Pastoralistas, cujas experiências fecundas junto dos pobres se mostravam prenhes de possibilidades, não se cansavam de testemunhar a presença de Deus nos acontecidos da vida. Enquanto isso, peritos ideologicamente na retaguarda, cuja ortodoxia desconhecia a força da práxis eclesial, desconfiavam dos caminhos pastorais da Igreja. (SOUZA, 1979, p. 69). De um lado, uma Igreja triunfalista, mãe e mestra. De outro, uma Igreja mais humilde, irmã e servidora, pronta a reconhecer na sua caminhada não somente luzes, mas muita treva que precisava ser superada pelo evangelho. (SOUZA, 1979, p. 69).


1.4 O esforço de comunhão


Apesar das correntes antagonistas, era preciso fazer um esforço de diálogo em nome da comunhão. Pouco a pouco, os testemunhos dos bispos engajados nas lutas populares mostraram a força libertadora da fé cristã, desarmando os mais conservadores. Ainda que fossem minorias, as experiências pastorais vigorosas Mostravam sua potência, desconcertando os esforços que alguns faziam para preservar o modelo eclesial de séculos atrás. (SOUZA, 1982, p. 191).

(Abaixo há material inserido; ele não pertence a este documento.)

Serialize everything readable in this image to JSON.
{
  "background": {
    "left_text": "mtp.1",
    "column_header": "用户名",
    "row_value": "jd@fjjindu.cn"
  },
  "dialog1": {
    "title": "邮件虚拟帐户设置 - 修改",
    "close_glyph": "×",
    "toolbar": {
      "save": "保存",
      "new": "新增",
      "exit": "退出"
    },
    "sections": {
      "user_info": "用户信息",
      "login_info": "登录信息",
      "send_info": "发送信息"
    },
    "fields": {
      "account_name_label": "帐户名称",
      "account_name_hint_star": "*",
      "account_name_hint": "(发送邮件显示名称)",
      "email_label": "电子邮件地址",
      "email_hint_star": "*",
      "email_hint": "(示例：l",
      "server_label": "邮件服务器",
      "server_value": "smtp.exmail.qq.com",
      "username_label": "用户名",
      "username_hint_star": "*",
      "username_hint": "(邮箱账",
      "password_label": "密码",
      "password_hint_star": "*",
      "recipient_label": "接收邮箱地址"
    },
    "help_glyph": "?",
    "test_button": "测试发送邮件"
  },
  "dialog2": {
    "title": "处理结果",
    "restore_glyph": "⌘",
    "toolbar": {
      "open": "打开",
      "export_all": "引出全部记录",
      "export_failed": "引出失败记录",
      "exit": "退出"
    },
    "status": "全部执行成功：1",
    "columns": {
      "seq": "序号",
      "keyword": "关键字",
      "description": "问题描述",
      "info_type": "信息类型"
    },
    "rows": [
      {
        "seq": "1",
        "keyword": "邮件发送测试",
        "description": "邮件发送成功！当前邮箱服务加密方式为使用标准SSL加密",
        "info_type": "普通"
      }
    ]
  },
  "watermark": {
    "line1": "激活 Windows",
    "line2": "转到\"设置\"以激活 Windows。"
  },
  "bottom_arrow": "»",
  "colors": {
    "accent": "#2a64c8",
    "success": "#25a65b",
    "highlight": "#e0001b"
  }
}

O tema de Puebla, “evangelização no presente e no futuro da América Latina”, já sinalizava para que lado penderia o resultado da assembleia. Os setores tradicionais expressavam uma preocupação doutrinal, mas pouco ou quase nada tinham a dizer quando se tratava de rumos da ação evangelizadora. Seus “discursos vagos, carregados de lugares comuns, enredados em medos e cautelas.” (SOUZA, 1999, p. 231) não apontavam para uma saída pastoral. Ora, desde muito, sabe-se que a Igreja não quer ser considerada apenas como centro de pensamento bem elaborado, mas como vocação missionária (SOUZA, 1982, p. 192). O tema de Puebla fazia esperançar...


O testemunho evangelizador de alguns poucos impregnou de coragem e audácia a assembleia dos prelados. Pode-se afirmar com segurança que o peso definitivo da Conferência não veio da força de convencimento dos bispos libertadores ou da habilidade dos mesmos para manobrar assembleias, mas da força das realidades ou práticas pastorais que eles testemunhavam (SOUZA, 1982, p. 191). Trata-se do poder intrínseco de convencimento de uma realidade dinâmica e fecunda (SOUZA, 1982, p. 192). Assim, pouco a pouco, o tema da libertação integral ganhou vulto e se tornou o fio condutor da mensagem teológico-pastoral da Conferência (KELLER, 2018, p. 89). Com uma costura aqui outra ali, o texto reafirmava a opção preferencial pelos pobres, o que significava grande vitória. Mas os remendos textuais mostram ao leitor habilitado “o nível médio de consciência dos bispos latino-americanos e não o nível mais avançado dentro do episcopado” (BOFF, 1979, p. 43). A duras penas, a fidelidade a Medellín estava garantida.


 

2 O Documento da Catequese


Ao afirmar que a catequese deve ser tarefa prioritária da Igreja se de fato ela quer chegar a uma nova civilização que seja participação e comunhão[3], a epígrafe introdutória já avisava que havia controvérsias no Documento da Catequese.


A catequese, “que consiste na educação ordenada e progressiva da fé” (Mensagem do Sínodo da catequese, 1), deve ser ação prioritária na América Latina, se quisermos chegar a uma renovação profunda da vida cristã e portanto a uma nova civilização que seja participação e comunhão de pessoas na Igreja e na sociedade. (Epígrafe inicial).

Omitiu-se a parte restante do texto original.